I used to be OK with this tradeoff, but now I don't feel it's fair anymore. Google says I can export all my data from their coffers, but I'm sure this is a soft-lie. They won't release but a fraction of what they 'know' about you - and even then, it's really not that data I care about - it's the implications of the larger personal profile. Do American citizens have the right to verify data about them? (Hint: No.)

I made a comment earlier about social change - this is critical to understand. Google is one of the biggest power players in the world right now. That's right - the scrappy NorCal startup is now firmly an establishment player. Look at the executive teams - all Ivy-League thieves. So do you think these people are going to give us tools that uproot their dominance? FUCK! NO!

So we'll get a free word processor, but some gov't plebe will be monitoring what you write with it. Ditto for spreadsheets, social networks, etc. All of these things will be used against us - no doubt in my mind, but none of them will be allowed to be used to instigate any real upset of the US social order.

And that's really the Grand Bargain that Google struck, isn't it? That they can wrestle whatever advantages from the system provided they leave the system perfectly intact?

I've relied on Google as an extended memory for too long. I'm paying the real price now.

Thursday, July 7, 2011

Google Plus

I got my invite the day they went live, but was too late in clicking it. So I got shuttered out for several days. Yesterday, my Plus went live, and I've had about 24 hours with it so far.

My initial impression is this is Google WAVE, simply renamed with a different GUI. WAVE was so far ahead of its time most people didn't understand what it was for, and they certainly didn't know how badly they wanted it. I'm pretty confident Plus will morph into the WAVE GUI (or at least provide it as an option.)

I'm also confused by it's layout and relationship to other Google stuff - do my Blogger posts automatically post in my stream? What about my Buzz? What's the difference? If someone comments on a post in the stream, does it show up in Buzz? What about all the smart, interesting random people I'm following on GReader? I don't really care about their personal lives - in fact, that gets in the way sometimes. I don't care about their photos, etc - I'm just interested in their GReader shares and comments.

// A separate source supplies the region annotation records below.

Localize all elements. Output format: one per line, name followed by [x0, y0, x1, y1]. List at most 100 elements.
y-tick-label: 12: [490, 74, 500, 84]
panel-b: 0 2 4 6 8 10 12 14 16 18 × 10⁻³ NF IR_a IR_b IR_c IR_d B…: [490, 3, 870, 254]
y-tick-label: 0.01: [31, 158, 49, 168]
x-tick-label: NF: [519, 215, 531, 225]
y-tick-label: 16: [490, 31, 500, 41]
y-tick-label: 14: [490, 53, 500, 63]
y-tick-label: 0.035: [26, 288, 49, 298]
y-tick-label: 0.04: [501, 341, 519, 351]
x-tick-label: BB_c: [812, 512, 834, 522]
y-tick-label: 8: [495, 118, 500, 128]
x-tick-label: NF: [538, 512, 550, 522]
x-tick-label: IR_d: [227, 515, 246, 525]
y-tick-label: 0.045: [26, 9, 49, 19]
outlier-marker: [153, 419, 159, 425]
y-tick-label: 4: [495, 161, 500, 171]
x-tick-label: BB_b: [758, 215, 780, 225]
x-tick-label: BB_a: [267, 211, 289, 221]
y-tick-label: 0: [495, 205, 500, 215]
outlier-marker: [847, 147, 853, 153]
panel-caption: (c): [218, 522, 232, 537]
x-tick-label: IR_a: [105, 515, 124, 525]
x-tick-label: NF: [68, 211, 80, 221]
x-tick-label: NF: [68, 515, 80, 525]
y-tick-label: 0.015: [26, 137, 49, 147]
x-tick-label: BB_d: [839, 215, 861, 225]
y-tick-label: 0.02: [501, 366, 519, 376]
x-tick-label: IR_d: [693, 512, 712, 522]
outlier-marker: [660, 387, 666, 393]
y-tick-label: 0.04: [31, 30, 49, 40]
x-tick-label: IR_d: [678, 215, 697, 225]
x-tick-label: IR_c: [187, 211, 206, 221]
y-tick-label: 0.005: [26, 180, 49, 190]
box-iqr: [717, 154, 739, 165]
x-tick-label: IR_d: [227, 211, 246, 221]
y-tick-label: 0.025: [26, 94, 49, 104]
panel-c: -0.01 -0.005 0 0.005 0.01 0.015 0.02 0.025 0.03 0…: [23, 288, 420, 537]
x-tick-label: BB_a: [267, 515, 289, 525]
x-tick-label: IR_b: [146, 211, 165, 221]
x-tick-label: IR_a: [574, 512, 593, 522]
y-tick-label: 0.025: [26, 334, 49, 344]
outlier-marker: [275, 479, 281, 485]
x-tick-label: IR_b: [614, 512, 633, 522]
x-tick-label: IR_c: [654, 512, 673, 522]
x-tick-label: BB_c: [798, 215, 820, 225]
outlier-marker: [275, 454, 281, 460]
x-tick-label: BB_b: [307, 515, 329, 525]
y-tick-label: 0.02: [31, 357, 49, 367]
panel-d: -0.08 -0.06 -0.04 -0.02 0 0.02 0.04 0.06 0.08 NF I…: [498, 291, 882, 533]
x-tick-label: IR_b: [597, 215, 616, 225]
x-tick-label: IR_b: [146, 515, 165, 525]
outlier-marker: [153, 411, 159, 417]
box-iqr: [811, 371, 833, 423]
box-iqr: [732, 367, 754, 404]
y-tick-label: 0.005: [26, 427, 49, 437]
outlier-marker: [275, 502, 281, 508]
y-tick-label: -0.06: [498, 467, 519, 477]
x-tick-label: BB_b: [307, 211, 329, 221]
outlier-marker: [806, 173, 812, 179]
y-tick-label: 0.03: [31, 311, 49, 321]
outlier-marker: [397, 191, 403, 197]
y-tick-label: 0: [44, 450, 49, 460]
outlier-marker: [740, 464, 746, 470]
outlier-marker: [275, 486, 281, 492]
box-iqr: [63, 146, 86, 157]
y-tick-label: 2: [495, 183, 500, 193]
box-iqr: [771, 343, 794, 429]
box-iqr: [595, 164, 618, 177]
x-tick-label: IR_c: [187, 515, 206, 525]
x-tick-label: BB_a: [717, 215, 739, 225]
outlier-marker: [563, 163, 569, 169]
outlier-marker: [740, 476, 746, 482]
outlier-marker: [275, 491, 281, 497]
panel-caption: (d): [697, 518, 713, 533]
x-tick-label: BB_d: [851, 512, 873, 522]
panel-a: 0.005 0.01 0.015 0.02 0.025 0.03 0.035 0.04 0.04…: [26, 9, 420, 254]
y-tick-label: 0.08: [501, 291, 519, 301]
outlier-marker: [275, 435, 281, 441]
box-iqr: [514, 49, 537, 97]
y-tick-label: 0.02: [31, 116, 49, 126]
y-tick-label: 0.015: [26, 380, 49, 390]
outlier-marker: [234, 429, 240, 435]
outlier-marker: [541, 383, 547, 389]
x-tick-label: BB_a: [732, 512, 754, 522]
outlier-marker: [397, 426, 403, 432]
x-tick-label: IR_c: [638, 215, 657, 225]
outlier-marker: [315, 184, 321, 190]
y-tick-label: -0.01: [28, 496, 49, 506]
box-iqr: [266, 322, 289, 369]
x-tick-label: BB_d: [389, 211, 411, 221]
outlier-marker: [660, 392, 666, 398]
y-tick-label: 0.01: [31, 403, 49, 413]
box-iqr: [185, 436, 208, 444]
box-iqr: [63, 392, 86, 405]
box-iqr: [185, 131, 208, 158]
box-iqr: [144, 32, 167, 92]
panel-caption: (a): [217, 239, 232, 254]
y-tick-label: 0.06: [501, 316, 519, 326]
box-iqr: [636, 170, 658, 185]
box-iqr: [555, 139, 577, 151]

Circles are confusing, too. Facebook does the same thing with lists, but the issue is the onus is on an individual user to maintain those circles. Are circles also opt in/out? Can I bridge circles on relevant topics, or do I have to xpost and then maintain multiple streams of comments, etc?

It's worth remembering that Plus, like a lot of Google products, is in beta, so it's probably a safe bet a lot of things will get worked out soon.

But I'm worried about Reader. Reader is, IMHO, the app with the most transformative potential. It has been my experience that Reader usage correlates (and may I say, predicts) with an overall ability to construct an lucid argument. Acquaintances that don't use or know of Reader are *weeks* behind news cycles, and consistently lack insight or the depth of available knowledge/opinion on most topics.

Which is precisely why it's not a very popular product. Eventually, another Reader user will creep into your shares and start schooling you. The majority of us do not react well to this, and even few actively seek out that kind of interaction. Additionally, RSS, the technology that Reader is dependent on, is facing its own hurdles as competing standards and frameworks emerge in the mobile world.

It seems Google is moving from being a knowledge-services (read: search) organization to an social/advertising org, and I hope I'm wrong about that. Google's brand was built on providing tools to make better assessments from even better data. Social networks don't do that - they're reinforcing by nature, so not very ideal for a rodeo of ideas.